75. Mostra del Cinema di Venezia. Il diario del quarto giorno in Laguna
Mike Leigh e Roberto Minervini. Ingiustizia, sangue e dislivelli sociali. Impegno e cinema civile nella quarta giornata in Laguna
Quando alla fine dei 154 minuti la Sala Grande applaude Peterloo e il suo autore, Mike Leigh, appare chiaro che l’emozione non è rivolta solo al film, ma ad una serie di altri motivi che si sciolgono liberatori nei palmi delle mani, e che hanno più a che fare con l’attuale situazione che con i fatti avvenuti in Inghilterra due secoli fa.
L’ATTUALITÀ DELLA STORIA
Peterlooracconta con dovizia di particolari e dal punto di vista della afflitta classe operaia di Manchester le vicende che portarono alla repressione di una manifestazione pacifica organizzata per chiedere l’estensione del diritto di voto e misure per arginare la povertà. Il film possiede un solido impianto di ricerca, Leigh ha lavorato sui personaggi e sulla Storia, soffermandosi sulla sofferta quotidianità all’indomani di Waterloo, sconfitta dalla cui assonanza prende il nome la pellicola, incentrata sul massacro di St Peter’s Field. Tale avvenimento non è solo una pagina nera della storia inglese, ma un’occasione mancata per la democrazia, oltre che emblema dell’eterna contrapposizione tra ricchezza e povertà, arroganza e sottomissione, cupidigia e solidarietà. La sospensione dell’Habeas Corpus, cioè del principio che tutela l’inviolabilità personale, e che sancisce dunque la dignità umana, fu il punto di partenza della catena di soprusi e violenze che portarono al sanguinoso epilogo del 1819. Le stesse parole di Leigh esplicitano il legame con il presente: “quando abbiamo cominciato 4 anni fa a preparare questo film, ci siamo accorti che aveva attinenza con l’attualità: il dibattito sul livello di democrazia negli Usa, la Brexit, i problemi legati alle migrazioni forzate. E in definitiva, l’eterno scontro tra chi ha potere e chi non lo ha”.
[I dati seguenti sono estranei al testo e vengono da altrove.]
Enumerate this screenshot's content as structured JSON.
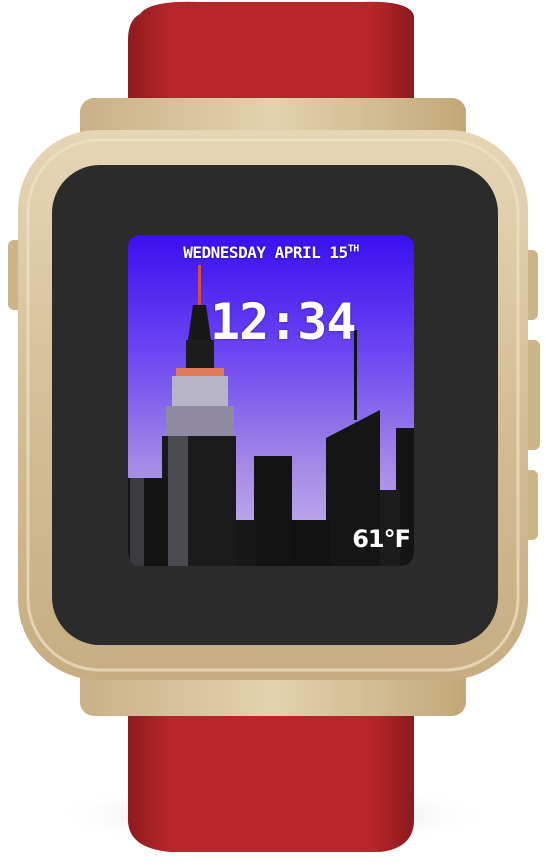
{
  "device": {
    "strap_color": "#b5262a",
    "case_color": "#d8c39d",
    "bezel_color": "#2b2b2b"
  },
  "watchface": {
    "weekday": "WEDNESDAY",
    "month": "APRIL",
    "day": "15",
    "day_suffix": "TH",
    "time": "12:34",
    "temperature": "61°F",
    "background_scene": "city-skyline-night-icon"
  }
}
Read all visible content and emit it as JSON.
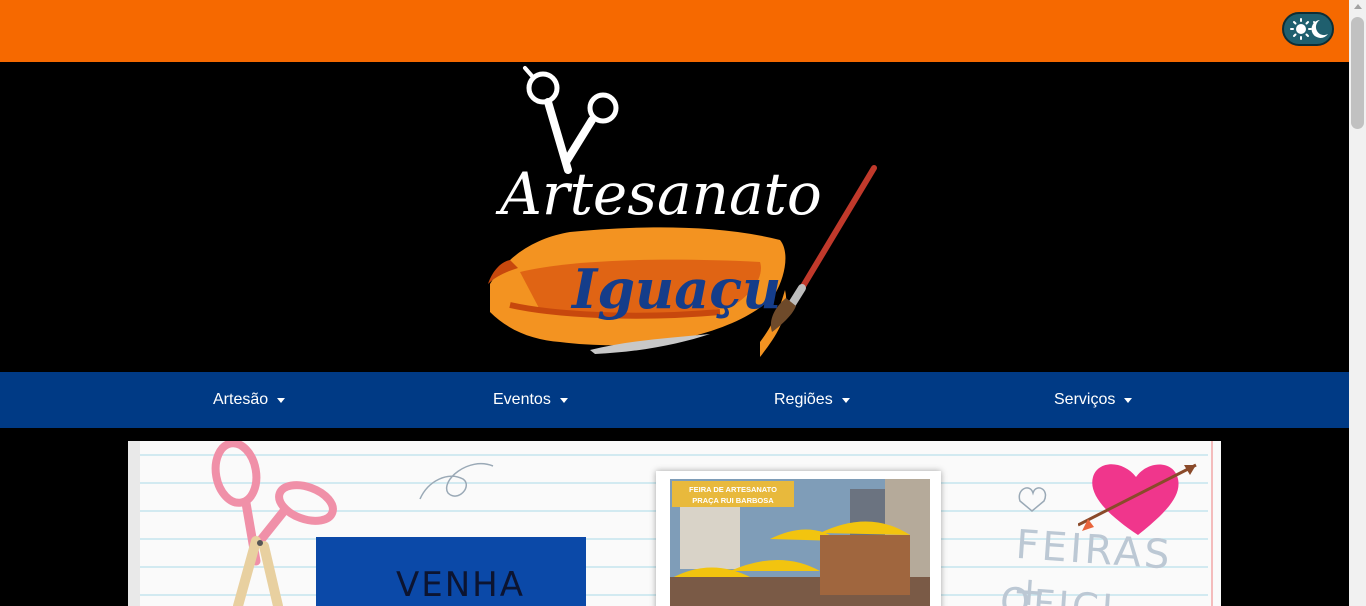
{
  "header": {
    "logo_line1": "Artesanato",
    "logo_line2": "Iguaçu"
  },
  "theme_toggle": {
    "icon": "sun-moon-icon"
  },
  "nav": {
    "items": [
      {
        "label": "Artesão"
      },
      {
        "label": "Eventos"
      },
      {
        "label": "Regiões"
      },
      {
        "label": "Serviços"
      }
    ]
  },
  "banner": {
    "promo_text": "VENHA",
    "photo_caption_line1": "FEIRA DE ARTESANATO",
    "photo_caption_line2": "PRAÇA RUI BARBOSA",
    "feiras_text": "FEIRAS +",
    "oficinas_text": "OFICI"
  },
  "colors": {
    "topbar": "#f66900",
    "nav": "#003a85",
    "accent_blue": "#0b49a8"
  }
}
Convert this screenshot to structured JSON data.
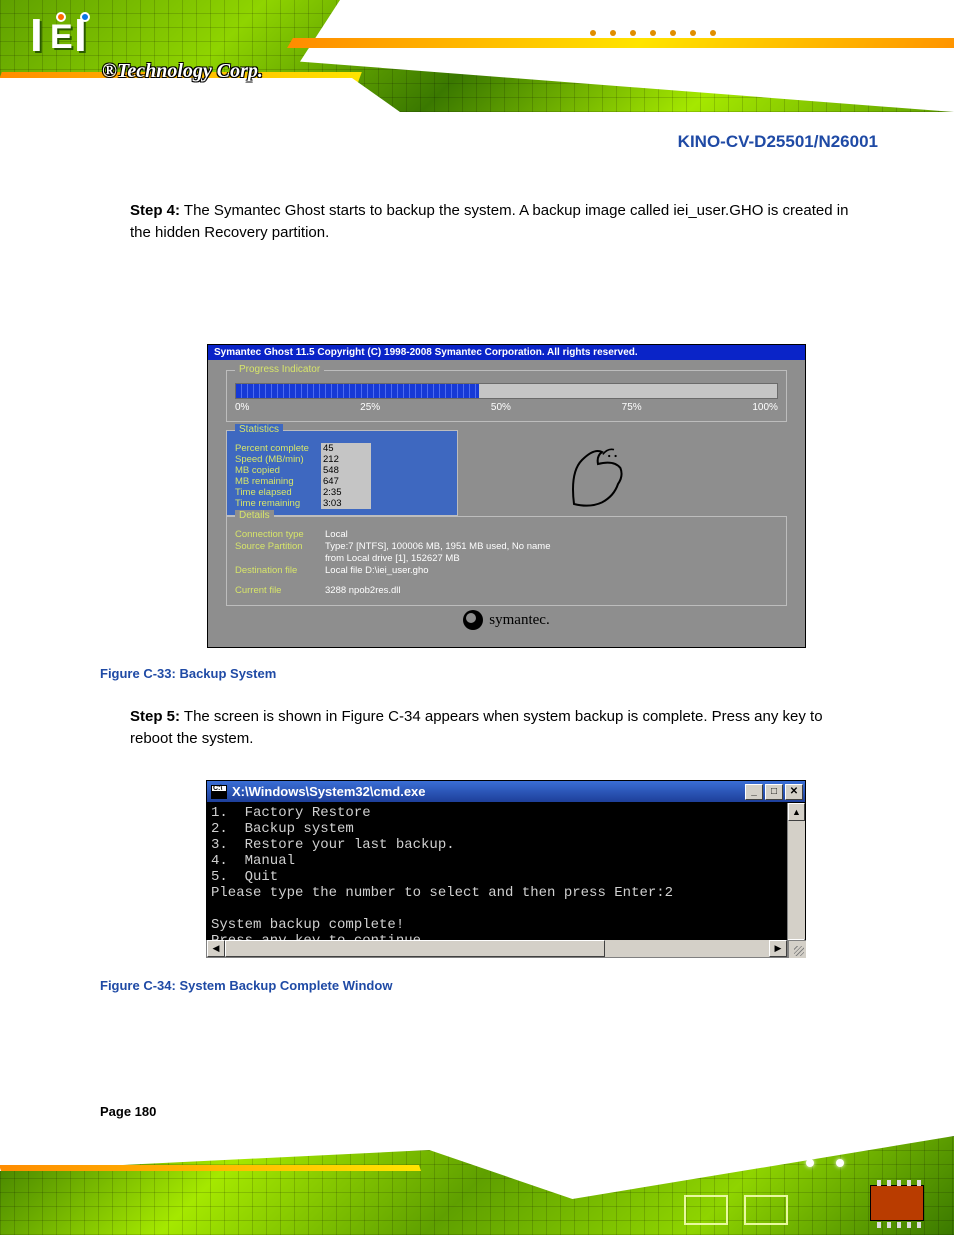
{
  "header": {
    "logo_reg": "®",
    "technology_corp": "Technology Corp."
  },
  "product_title": "KINO-CV-D25501/N26001",
  "steps": {
    "a": {
      "label": "Step 4:",
      "text": "The Symantec Ghost starts to backup the system. A backup image called iei_user.GHO is created in the hidden Recovery partition."
    },
    "b": {
      "label": "Step 5:",
      "text": "The screen is shown in Figure C-34 appears when system backup is complete. Press any key to reboot the system."
    }
  },
  "ghost": {
    "titlebar": "Symantec Ghost 11.5    Copyright (C) 1998-2008 Symantec Corporation. All rights reserved.",
    "groups": {
      "progress": "Progress Indicator",
      "statistics": "Statistics",
      "details": "Details"
    },
    "ticks": {
      "t0": "0%",
      "t25": "25%",
      "t50": "50%",
      "t75": "75%",
      "t100": "100%"
    },
    "progress_percent": 45,
    "stats": {
      "percent_complete": {
        "label": "Percent complete",
        "value": "45"
      },
      "speed": {
        "label": "Speed (MB/min)",
        "value": "212"
      },
      "mb_copied": {
        "label": "MB copied",
        "value": "548"
      },
      "mb_remaining": {
        "label": "MB remaining",
        "value": "647"
      },
      "time_elapsed": {
        "label": "Time elapsed",
        "value": "2:35"
      },
      "time_remaining": {
        "label": "Time remaining",
        "value": "3:03"
      }
    },
    "details": {
      "conn_type": {
        "label": "Connection type",
        "value": "Local"
      },
      "src_part": {
        "label": "Source Partition",
        "value1": "Type:7 [NTFS], 100006 MB, 1951 MB used, No name",
        "value2": "from Local drive [1], 152627 MB"
      },
      "dest_file": {
        "label": "Destination file",
        "value": "Local file D:\\iei_user.gho"
      },
      "cur_file": {
        "label": "Current file",
        "value": "3288 npob2res.dll"
      }
    },
    "symantec": "symantec."
  },
  "fig_caption_1": "Figure C-33: Backup System",
  "cmd": {
    "title": "X:\\Windows\\System32\\cmd.exe",
    "lines": {
      "l1": "1.  Factory Restore",
      "l2": "2.  Backup system",
      "l3": "3.  Restore your last backup.",
      "l4": "4.  Manual",
      "l5": "5.  Quit",
      "l6": "Please type the number to select and then press Enter:2",
      "l7": "",
      "l8": "System backup complete!",
      "l9": "Press any key to continue . . ."
    },
    "btn_min": "_",
    "btn_max": "□",
    "btn_close": "✕",
    "arrow_up": "▲",
    "arrow_down": "▼",
    "arrow_left": "◀",
    "arrow_right": "▶",
    "icon_label": "C:\\"
  },
  "fig_caption_2": "Figure C-34: System Backup Complete Window",
  "page_number": "Page 180"
}
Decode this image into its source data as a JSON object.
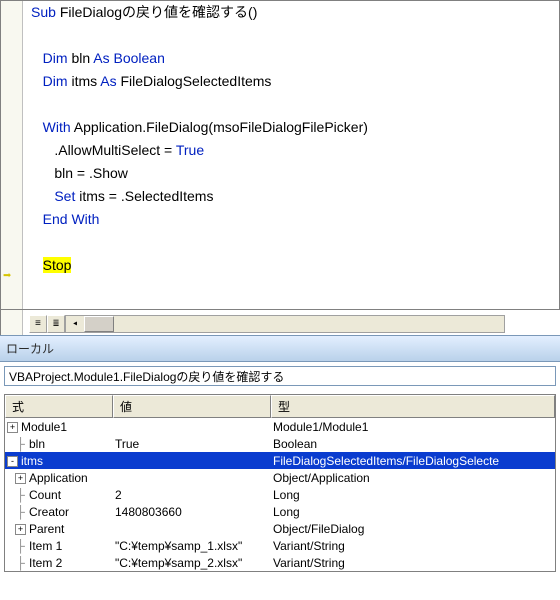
{
  "code": {
    "line1_sub": "Sub",
    "line1_name": "FileDialogの戻り値を確認する()",
    "line3_dim": "Dim",
    "line3_var": " bln ",
    "line3_as": "As Boolean",
    "line4_dim": "Dim",
    "line4_var": " itms ",
    "line4_as": "As",
    "line4_type": " FileDialogSelectedItems",
    "line6_with": "With",
    "line6_rest": " Application.FileDialog(msoFileDialogFilePicker)",
    "line7": ".AllowMultiSelect = ",
    "line7_true": "True",
    "line8": "bln = .Show",
    "line9_set": "Set",
    "line9_rest": " itms = .SelectedItems",
    "line10": "End With",
    "line12_stop": "Stop"
  },
  "panel_title": "ローカル",
  "context": "VBAProject.Module1.FileDialogの戻り値を確認する",
  "headers": {
    "expr": "式",
    "val": "値",
    "type": "型"
  },
  "rows": [
    {
      "icon": "+",
      "depth": 0,
      "expr": "Module1",
      "val": "",
      "type": "Module1/Module1"
    },
    {
      "icon": "",
      "depth": 1,
      "expr": "bln",
      "val": "True",
      "type": "Boolean"
    },
    {
      "icon": "-",
      "depth": 0,
      "expr": "itms",
      "val": "",
      "type": "FileDialogSelectedItems/FileDialogSelecte",
      "selected": true
    },
    {
      "icon": "+",
      "depth": 1,
      "expr": "Application",
      "val": "",
      "type": "Object/Application"
    },
    {
      "icon": "",
      "depth": 1,
      "expr": "Count",
      "val": "2",
      "type": "Long"
    },
    {
      "icon": "",
      "depth": 1,
      "expr": "Creator",
      "val": "1480803660",
      "type": "Long"
    },
    {
      "icon": "+",
      "depth": 1,
      "expr": "Parent",
      "val": "",
      "type": "Object/FileDialog"
    },
    {
      "icon": "",
      "depth": 1,
      "expr": "Item 1",
      "val": "\"C:¥temp¥samp_1.xlsx\"",
      "type": "Variant/String"
    },
    {
      "icon": "",
      "depth": 1,
      "expr": "Item 2",
      "val": "\"C:¥temp¥samp_2.xlsx\"",
      "type": "Variant/String"
    }
  ]
}
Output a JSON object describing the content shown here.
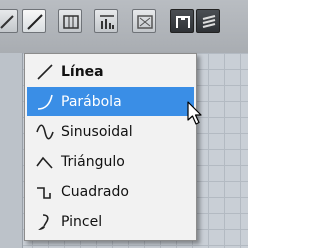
{
  "toolbar": {
    "buttons": [
      "line-tool-icon",
      "velocity-icon",
      "grid-icon",
      "dark-quantize-icon",
      "glue-icon",
      "snap-icon",
      "more-icon"
    ]
  },
  "menu": {
    "items": [
      {
        "label": "Línea",
        "icon": "line-icon",
        "bold": true
      },
      {
        "label": "Parábola",
        "icon": "parabola-icon",
        "selected": true
      },
      {
        "label": "Sinusoidal",
        "icon": "sine-icon"
      },
      {
        "label": "Triángulo",
        "icon": "triangle-icon"
      },
      {
        "label": "Cuadrado",
        "icon": "square-wave-icon"
      },
      {
        "label": "Pincel",
        "icon": "brush-icon"
      }
    ]
  },
  "colors": {
    "selection": "#3a8ee6",
    "menu_bg": "#f2f2f2",
    "grid_bg": "#c9cfd6"
  }
}
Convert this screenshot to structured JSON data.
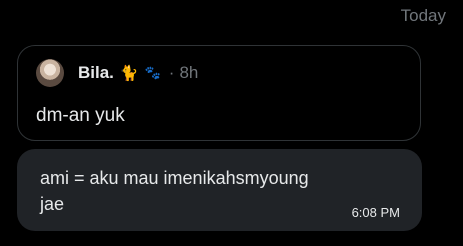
{
  "date_divider": "Today",
  "quoted_post": {
    "display_name": "Bila.",
    "emojis": {
      "cat": "🐈",
      "paw": "🐾"
    },
    "separator": "·",
    "time": "8h",
    "text": "dm-an yuk"
  },
  "message": {
    "text": "ami = aku mau imenikahsmyoungjae",
    "time": "6:08 PM"
  },
  "colors": {
    "background": "#000000",
    "bubble": "#202327",
    "border": "#2f3336",
    "muted_text": "#71767b",
    "primary_text": "#e7e9ea"
  }
}
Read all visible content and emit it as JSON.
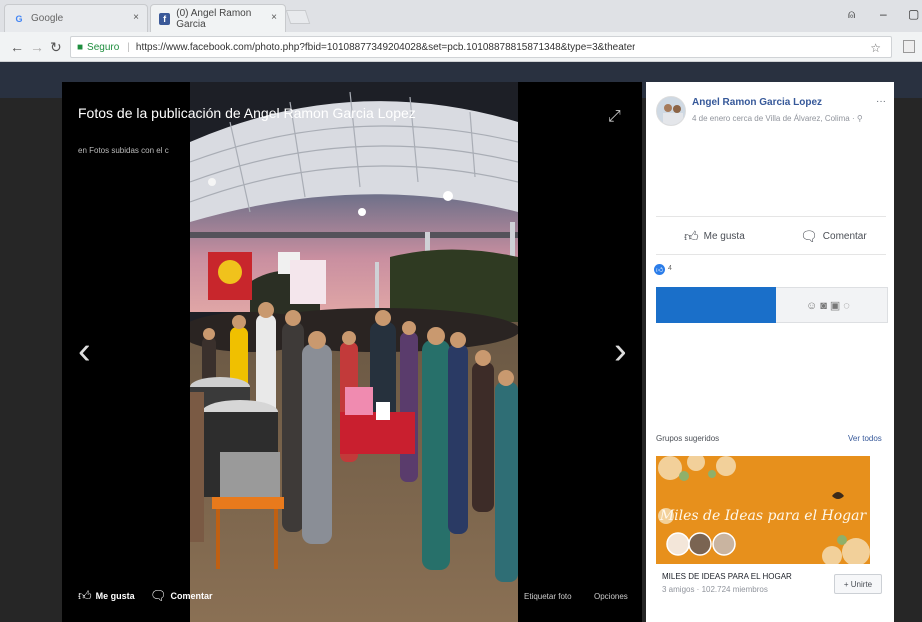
{
  "browser": {
    "tabs": [
      {
        "label": "Google",
        "favicon": "G"
      },
      {
        "label": "(0) Angel Ramon Garcia",
        "favicon": "f"
      }
    ],
    "secure_label": "Seguro",
    "url": "https://www.facebook.com/photo.php?fbid=10108877349204028&set=pcb.10108878815871348&type=3&theater"
  },
  "viewer": {
    "title": "Fotos de la publicación de Angel Ramon Garcia Lopez",
    "subtitle": "en Fotos subidas con el c",
    "like_label": "Me gusta",
    "comment_label": "Comentar",
    "tag_label": "Etiquetar foto",
    "options_label": "Opciones"
  },
  "post": {
    "author": "Angel Ramon Garcia Lopez",
    "meta": "4 de enero cerca de Villa de Álvarez, Colima · ",
    "like_label": "Me gusta",
    "comment_label": "Comentar",
    "reaction_count": "4"
  },
  "groups": {
    "heading": "Grupos sugeridos",
    "see_all": "Ver todos",
    "banner_text": "Miles de Ideas para el Hogar",
    "name": "MILES DE IDEAS PARA EL HOGAR",
    "stats": "3 amigos · 102.724 miembros",
    "join_label": "+ Unirte"
  },
  "colors": {
    "fb_blue": "#365899",
    "comment_bar": "#1a6fc9",
    "group_banner": "#e7901c"
  }
}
TRA PROIEZIONI E RED CARPET. IL DOCUMENTARIO DI ROBERTO MINERVINI
All’uscita della proiezione il sole sta già per tramontare, e il flusso di spettatori si incontra con quelli in coda per il film del giorno, Suspiria di Luca Guadagnino. Il red carpet è pronto ad accogliere le star internazionali del remake tratto dal capolavoro di Dario Argento, e persino il cielo pare voler contribuire con lampi, tuoni e scenografiche cromie. C’è un altro serpente umano che si interseca con quello in fila per la Sala Grande, diretto più giù, verso la Sala Darsena, dove è in programma Che fare quando il mondo è in fiamme, titolo del bel film diretto Roberto Minervini. Il parallelo con Peterloo avviene in automatico, entrambe le pellicole in concorso affrontano temi e dinamiche del tutto simili, seppure sfasate nel tempo e nello spazio. Stavolta ci si trova nel Mississippi, nel sud dell’America più profonda e ingiusta, dove le Black Panter di New Orleans si stanno riorganizzando per opporsi al dilagare di intolleranza ed emarginazione sfociato in omicidi a sfondo razziale del KKK e pestaggi delle forze dell’ordine. Un documentario in bianco e nero secco e musicale, in cui la presenza della macchina da presa pare annullarsi dinanzi alla vita violenta dei protagonisti. Titoli di coda, uscita, di nuovo pioggia. Al Lido si è alzato un po’ di vento e a terra ci sono tracce di sangue finto, molto rosso e molto lucido, servito per accogliere il cast di Suspiria: l’ultima immagine della serata è in pieno raccordo con quelle passate in sala.